Anni davvero bui per l’Italia e per le organizzazioni politiche della destra sociale e nazionale, le organizzazioni che con onore possiamo noi stessi definire neofasciste.

Anni davvero bui in quanto la falsa e storicamente infonda vulgata resistenzialista sponsorizzata e egemonizzata sin dai primi giorni del dopoguerra dal partito comunista e dai suoi accoliti dell’anpi dilagava ovunque e veniva utilizzata come attivo strumento di messa in custodia della costituzione e della repubblica e come fonte di legittimazione della violenza rivoluzionaria, “proletaria” e “di popolo”. Essa inoltre arrivò a essere spavaldamente e fanaticamente utilizzata pure dentro la DC e dentro i governi di allora da parte della sinistra democristiana.
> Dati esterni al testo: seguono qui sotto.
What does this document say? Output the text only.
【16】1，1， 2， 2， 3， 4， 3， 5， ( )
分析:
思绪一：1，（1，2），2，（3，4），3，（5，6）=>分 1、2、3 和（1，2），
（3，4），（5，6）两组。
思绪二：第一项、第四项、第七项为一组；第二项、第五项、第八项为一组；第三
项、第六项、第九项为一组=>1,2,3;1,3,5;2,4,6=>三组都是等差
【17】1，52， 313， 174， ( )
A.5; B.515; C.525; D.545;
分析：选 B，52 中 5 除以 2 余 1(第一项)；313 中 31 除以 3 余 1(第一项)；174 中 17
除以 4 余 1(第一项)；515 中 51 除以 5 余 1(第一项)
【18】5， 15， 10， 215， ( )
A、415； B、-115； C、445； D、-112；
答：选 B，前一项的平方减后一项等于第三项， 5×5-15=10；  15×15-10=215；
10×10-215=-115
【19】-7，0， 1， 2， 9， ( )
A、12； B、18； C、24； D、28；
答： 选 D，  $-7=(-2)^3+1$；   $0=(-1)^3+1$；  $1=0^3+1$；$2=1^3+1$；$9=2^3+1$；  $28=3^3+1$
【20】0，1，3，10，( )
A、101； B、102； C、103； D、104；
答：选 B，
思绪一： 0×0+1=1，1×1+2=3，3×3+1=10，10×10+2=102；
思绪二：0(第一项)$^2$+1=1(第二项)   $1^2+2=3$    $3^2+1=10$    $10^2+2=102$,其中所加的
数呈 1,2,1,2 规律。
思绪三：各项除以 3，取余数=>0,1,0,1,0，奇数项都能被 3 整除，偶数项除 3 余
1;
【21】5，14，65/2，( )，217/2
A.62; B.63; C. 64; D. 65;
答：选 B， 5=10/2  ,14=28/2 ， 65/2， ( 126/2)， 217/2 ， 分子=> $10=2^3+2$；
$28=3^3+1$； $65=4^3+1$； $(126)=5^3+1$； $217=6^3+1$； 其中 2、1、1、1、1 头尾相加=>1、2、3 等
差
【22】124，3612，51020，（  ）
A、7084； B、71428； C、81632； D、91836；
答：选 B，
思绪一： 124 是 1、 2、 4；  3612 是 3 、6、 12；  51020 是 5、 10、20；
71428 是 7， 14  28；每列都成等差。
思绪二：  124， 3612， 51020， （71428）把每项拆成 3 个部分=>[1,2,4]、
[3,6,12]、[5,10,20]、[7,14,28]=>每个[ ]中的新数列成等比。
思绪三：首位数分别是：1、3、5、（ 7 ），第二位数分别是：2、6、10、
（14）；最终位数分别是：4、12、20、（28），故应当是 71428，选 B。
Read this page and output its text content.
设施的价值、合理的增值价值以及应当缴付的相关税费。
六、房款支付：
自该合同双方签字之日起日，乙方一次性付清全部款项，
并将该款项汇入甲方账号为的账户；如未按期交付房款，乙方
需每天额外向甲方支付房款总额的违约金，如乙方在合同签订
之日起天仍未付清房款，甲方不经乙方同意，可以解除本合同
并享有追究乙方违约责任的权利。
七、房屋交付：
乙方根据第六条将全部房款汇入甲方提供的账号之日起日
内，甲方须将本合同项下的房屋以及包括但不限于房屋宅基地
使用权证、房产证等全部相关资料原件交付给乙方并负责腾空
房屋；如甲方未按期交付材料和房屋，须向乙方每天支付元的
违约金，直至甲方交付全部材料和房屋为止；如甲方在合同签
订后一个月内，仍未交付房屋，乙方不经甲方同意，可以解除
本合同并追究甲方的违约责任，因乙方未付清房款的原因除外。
Esemplari furono gli anni in cui Taviani fu ministro dell’interno, anni in cui si impose con la violenza comunista e con la violenza di chi controllava parte degli apparati della sicurezza interna la farsa della violenza fascista.

Anni davvero terribili in quanto l’Italia, sottoposta a un iniquo trattato di pace dai vincitori, godeva di una sovranità del tutto formale. Grazie alla corruzione e alle lotte partitocratiche, all’inefficienza e alla degenerazione burocratica, alla violenza degli scioperi comunisti, il Paese era in pieno collasso e era diventato luogo di scontro delle aggressive strategie sovietiche e del partito comunista da un lato e delle reattività americane e della Nato dall’altro. Fu pertanto facile operare l’infiltrazione e la saldatura fra i servizi italiani e i sevizi stranieri occidentali qui operanti e uomini e giovani di destra, il reclutarli al fine di attuare attacchi terroristici atti a controbattere il terrorismo delle BR e delle altre organizzazioni terroristiche filosovietiche.
In questo clima, di cui gran parte della popolazione sembrava non accorgersi, si snodava la vita dei giovani e degli studenti di destra. Anche a Catania, città dove la risposta elettorale contro gli obiettivi di pseudo riforme sociali e di reale eversione sociale a cui miravano congiuntamente il PCI e le sinistre socialiste e democristiane era il realtà un’azione di eversione sociale che veniva a colpire la piccola e media borghesia, i professionisti e i piccoli proprietari. Non certo i benestanti, i notabili e  il già sterminato sottobosco politico-mafioso. La cara nomenklatura che così pregevole e insostituibile ruolo svolge nella fisiologia del sistema comunista borghese.